What about dogshit? Where does dogshit fall on the psychic harm-tangible harm continuum? Not cleaning after my dog’s dogshit may impose a harm on others, but my having to clean up after my dog’s dogshit imposes a real harm on me ! Isn’t this Coase’s whole point in “The Problem of Social Cost”?

Anonymous said...

http://socioproctology.blogspot.co.uk/2013/04/david-friedman-getting-it-wrong-on.html

windwheel said...

You write- 'Bork's argument, in my words not his, goes as follows:

'When I pollute the air I am injuring other people, so it is legitimate for the legal system to respond by penalizing me. What makes it an injury is not the fact that I affect the air but that the effect does harm; one could imagine an effect, such as a change in the ratio of two stable isotopes of trace gases in the atmosphere, that would not matter to anyone and so would not be seen as an injury or a proper subject for legal action.'

This is not Bork's argument. He says that the principle of Neutrality, as applied to the Judiciary, prohibits distinguishing between 'psychic harm' arising from disapproval of Contraception and some other sort of harm resulting from pollution'. Bork was for Contraception and said there was no need for 'Grisworld vs. Connecticut' because the relevant statute had fallen into desuetude. In any case, the Judge had fallen into error by creating a wholly new general Right to Privacy which had no foundation in the Bill of Rights. Bork stipulates that the Legislature, as opposed to the Judiciary, is not bound by the principle of neutrality and can decide that some action is illegal because it disapproves of it even if no harm is caused.
Your notion that the Court has the power to take cognizance of a case where there is no injury to anyone reveals a bizarre misunderstanding of the concept of Justiciability.

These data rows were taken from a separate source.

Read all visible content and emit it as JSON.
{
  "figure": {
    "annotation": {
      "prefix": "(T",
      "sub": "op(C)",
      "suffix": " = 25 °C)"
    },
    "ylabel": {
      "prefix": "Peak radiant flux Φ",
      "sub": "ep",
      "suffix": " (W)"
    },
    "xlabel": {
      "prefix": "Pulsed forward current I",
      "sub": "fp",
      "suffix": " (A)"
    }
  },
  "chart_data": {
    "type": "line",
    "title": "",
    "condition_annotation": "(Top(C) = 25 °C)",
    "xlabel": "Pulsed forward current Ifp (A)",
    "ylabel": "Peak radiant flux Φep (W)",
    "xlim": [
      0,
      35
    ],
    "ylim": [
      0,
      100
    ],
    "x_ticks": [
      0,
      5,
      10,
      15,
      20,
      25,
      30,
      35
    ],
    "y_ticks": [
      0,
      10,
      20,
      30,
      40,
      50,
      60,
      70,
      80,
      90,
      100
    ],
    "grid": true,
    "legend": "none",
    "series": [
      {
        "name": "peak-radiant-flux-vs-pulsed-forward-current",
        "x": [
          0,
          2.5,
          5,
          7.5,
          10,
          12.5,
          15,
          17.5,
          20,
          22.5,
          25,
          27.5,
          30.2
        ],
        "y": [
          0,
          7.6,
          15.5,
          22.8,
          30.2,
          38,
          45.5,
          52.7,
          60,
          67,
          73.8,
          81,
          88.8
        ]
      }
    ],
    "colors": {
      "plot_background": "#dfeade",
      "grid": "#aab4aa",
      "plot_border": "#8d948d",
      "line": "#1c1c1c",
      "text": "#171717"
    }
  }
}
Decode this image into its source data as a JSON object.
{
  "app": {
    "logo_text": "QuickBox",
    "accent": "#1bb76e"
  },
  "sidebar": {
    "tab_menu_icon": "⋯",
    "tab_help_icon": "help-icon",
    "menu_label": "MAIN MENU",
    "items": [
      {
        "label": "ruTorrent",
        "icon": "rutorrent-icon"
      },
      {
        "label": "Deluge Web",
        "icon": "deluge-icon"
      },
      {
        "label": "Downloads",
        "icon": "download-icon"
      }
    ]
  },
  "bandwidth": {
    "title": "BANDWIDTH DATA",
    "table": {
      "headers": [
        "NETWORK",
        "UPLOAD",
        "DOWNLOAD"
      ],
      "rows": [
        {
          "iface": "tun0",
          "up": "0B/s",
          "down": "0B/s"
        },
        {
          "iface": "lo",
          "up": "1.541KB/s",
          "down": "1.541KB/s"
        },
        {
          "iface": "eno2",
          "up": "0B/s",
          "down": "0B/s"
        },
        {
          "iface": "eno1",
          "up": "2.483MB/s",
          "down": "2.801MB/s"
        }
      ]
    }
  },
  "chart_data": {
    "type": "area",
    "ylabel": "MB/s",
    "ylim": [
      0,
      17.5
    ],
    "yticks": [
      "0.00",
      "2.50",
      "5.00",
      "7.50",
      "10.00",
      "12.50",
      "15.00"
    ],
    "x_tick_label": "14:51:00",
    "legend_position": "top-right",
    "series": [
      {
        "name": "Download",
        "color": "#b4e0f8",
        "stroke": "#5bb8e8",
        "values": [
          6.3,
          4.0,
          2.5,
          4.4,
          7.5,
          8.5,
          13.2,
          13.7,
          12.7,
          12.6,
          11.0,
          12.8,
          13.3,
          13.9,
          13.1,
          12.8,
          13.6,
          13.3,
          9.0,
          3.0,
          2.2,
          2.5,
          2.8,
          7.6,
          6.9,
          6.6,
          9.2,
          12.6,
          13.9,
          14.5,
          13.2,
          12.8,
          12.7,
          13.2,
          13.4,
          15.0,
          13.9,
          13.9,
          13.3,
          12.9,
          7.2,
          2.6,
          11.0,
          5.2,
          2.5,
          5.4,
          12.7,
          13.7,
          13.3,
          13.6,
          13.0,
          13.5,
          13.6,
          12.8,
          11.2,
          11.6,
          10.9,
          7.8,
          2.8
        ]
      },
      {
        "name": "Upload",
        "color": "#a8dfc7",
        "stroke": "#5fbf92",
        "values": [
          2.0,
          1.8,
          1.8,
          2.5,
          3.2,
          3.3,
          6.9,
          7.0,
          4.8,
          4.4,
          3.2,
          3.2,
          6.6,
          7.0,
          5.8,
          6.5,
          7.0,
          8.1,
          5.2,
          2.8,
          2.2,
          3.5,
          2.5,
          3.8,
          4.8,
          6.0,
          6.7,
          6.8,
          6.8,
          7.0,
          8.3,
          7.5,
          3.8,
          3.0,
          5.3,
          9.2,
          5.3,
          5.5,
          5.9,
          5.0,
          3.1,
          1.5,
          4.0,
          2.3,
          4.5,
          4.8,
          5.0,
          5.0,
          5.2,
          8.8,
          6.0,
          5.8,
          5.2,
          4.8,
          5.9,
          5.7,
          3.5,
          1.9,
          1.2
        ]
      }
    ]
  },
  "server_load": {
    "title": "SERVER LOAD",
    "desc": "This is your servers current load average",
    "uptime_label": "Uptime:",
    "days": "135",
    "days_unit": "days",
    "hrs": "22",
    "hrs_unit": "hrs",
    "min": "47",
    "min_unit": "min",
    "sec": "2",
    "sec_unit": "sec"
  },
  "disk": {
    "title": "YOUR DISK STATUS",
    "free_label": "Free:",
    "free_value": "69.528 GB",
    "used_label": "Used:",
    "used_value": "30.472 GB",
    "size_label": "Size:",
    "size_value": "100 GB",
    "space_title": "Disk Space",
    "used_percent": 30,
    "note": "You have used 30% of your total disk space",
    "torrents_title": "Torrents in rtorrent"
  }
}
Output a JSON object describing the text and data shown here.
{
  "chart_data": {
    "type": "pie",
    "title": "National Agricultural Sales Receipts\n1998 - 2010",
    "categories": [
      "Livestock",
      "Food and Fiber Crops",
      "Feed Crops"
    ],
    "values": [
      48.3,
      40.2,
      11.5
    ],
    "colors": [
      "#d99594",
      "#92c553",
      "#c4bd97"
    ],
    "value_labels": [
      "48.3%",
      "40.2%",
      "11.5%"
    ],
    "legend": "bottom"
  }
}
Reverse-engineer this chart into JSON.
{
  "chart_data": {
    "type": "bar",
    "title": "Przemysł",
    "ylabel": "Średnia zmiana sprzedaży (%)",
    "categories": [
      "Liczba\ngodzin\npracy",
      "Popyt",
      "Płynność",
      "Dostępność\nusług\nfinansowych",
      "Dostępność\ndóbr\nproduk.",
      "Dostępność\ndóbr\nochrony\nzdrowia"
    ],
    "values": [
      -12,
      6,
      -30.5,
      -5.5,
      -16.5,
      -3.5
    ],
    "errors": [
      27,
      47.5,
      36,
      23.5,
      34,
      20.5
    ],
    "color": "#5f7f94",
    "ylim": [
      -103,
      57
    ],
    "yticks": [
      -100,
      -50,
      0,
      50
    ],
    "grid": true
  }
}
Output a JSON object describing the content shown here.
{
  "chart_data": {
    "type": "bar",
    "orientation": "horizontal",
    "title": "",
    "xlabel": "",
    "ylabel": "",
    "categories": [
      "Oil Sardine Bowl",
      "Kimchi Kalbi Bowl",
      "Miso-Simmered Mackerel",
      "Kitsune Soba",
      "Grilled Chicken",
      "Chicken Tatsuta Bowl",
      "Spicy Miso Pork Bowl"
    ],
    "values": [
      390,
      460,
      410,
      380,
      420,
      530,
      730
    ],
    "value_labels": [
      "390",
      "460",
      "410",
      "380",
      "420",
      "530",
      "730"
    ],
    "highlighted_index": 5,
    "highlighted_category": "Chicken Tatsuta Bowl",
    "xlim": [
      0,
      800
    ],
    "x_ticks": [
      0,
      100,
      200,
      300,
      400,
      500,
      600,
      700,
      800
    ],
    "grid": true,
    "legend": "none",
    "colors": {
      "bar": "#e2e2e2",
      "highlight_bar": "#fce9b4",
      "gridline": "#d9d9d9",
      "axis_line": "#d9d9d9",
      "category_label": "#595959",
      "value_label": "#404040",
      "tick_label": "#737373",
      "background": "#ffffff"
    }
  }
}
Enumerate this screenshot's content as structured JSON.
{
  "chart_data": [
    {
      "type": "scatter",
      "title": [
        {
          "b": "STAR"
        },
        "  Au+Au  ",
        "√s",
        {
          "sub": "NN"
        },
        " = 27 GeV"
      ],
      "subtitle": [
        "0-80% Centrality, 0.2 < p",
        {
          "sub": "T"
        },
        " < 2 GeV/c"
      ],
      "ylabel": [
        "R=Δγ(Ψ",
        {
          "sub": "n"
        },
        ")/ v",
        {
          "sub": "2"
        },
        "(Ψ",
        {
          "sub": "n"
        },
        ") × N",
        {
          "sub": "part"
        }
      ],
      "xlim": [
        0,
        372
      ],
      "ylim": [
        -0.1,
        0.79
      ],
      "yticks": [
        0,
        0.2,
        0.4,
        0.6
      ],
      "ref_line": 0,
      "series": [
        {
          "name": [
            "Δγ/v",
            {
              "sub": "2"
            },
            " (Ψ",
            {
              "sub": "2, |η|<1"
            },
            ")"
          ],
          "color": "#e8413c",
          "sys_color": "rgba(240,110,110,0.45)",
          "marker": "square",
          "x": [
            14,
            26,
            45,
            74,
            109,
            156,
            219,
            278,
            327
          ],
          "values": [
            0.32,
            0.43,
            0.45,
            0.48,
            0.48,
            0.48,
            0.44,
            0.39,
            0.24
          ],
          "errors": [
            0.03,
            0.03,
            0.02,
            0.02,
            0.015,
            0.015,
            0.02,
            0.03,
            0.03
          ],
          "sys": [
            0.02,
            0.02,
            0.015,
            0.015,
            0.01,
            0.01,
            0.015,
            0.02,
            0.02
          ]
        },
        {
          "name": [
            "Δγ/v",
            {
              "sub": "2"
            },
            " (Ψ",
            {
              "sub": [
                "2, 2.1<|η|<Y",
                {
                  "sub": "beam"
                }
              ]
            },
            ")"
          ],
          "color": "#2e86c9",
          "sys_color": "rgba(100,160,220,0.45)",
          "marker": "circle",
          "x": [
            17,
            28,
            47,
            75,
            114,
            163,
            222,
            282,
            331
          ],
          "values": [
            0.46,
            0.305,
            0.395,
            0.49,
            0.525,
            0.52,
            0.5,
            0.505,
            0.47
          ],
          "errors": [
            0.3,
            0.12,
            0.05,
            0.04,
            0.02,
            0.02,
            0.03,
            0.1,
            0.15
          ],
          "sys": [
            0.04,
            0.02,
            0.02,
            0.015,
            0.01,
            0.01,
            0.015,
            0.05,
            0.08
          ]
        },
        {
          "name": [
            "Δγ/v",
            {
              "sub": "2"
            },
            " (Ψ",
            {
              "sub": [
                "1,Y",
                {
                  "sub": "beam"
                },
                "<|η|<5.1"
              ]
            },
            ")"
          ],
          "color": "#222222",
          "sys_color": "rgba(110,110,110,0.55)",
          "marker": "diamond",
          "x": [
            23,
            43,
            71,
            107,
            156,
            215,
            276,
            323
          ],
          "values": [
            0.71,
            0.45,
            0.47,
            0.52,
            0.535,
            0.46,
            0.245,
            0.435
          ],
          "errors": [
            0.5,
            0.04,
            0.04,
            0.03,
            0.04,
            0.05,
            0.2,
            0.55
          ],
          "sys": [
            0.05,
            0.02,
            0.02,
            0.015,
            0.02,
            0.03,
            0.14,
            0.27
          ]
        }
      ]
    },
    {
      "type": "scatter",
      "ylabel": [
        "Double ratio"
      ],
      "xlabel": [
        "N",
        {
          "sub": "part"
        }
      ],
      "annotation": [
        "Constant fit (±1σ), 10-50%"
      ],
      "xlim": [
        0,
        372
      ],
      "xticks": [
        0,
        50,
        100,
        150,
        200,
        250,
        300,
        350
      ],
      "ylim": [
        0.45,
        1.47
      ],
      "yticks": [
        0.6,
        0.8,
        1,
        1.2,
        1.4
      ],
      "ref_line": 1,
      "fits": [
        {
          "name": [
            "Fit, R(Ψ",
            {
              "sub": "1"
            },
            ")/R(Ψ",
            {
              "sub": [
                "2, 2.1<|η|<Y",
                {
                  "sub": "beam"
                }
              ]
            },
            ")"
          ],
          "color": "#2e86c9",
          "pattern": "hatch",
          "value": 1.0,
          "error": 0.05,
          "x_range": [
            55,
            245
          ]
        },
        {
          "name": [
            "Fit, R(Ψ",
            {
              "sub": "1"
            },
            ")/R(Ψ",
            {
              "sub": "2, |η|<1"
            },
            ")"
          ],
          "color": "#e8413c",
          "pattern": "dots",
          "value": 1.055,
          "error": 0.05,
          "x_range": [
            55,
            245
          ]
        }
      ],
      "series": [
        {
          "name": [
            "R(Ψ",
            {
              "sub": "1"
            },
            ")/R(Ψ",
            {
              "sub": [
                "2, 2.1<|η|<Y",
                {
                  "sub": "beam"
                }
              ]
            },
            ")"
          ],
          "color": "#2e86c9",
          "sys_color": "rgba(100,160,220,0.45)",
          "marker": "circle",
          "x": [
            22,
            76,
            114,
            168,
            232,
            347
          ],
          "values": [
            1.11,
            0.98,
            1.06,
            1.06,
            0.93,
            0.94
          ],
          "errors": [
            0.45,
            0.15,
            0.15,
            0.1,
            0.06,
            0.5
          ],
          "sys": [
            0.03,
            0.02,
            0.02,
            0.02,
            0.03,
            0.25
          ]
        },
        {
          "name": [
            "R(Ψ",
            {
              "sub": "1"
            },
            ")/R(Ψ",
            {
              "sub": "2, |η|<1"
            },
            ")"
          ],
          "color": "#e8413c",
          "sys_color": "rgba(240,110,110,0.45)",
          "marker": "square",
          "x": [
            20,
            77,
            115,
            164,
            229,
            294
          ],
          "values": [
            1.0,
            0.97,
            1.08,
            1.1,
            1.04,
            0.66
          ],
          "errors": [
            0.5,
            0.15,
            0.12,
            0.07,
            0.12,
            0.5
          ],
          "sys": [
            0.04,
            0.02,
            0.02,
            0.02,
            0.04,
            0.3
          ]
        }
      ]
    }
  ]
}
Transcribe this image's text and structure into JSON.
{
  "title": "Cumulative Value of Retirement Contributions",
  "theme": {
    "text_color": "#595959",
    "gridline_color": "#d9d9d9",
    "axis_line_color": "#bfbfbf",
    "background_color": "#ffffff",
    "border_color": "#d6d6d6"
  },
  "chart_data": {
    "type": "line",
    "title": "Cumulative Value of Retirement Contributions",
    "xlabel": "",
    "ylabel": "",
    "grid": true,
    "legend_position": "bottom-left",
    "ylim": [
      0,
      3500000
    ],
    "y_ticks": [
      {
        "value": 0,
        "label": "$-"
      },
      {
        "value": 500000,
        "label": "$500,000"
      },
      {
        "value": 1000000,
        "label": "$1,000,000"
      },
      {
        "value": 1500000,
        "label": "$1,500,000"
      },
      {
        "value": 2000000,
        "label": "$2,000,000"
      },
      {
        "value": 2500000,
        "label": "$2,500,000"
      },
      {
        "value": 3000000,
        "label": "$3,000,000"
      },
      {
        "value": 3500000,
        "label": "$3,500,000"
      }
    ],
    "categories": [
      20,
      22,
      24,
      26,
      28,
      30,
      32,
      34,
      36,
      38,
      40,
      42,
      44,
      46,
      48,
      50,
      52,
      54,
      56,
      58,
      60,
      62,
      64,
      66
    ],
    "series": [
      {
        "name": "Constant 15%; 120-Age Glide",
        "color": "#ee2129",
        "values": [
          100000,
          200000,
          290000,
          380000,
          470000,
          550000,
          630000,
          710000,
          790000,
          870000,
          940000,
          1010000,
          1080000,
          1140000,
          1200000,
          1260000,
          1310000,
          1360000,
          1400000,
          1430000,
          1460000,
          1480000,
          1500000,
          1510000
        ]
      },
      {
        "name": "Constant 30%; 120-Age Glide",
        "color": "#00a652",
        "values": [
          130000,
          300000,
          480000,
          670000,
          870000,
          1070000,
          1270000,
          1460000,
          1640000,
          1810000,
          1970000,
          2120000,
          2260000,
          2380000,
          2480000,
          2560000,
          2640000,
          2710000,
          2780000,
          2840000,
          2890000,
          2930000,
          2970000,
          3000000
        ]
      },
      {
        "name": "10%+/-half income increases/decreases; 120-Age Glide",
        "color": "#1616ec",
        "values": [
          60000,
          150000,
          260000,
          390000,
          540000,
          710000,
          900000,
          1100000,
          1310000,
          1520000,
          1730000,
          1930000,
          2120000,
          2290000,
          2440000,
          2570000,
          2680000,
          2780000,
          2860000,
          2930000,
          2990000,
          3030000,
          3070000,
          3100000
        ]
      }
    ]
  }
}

Bork's objection to Griswold was that the point was moot- i.e.since the statute against Contraception had long fallen into desuetude, no potential for injury existed any more. Your example of a currently harmless change in isotope levels in the air is an example of a failure of Justiciability by reason of unripeness. Bork nowhere adverts to this concept in his essay- it would have been ludicrous to do so. He was not writing for children but for Legal scholars who understand the underlying concept very well.

What is the reason for your bizarre claim that Bork was against Contraception?

Strung out cyclist said...

Maybe we should ask Seinfeld what he thinks about this issue.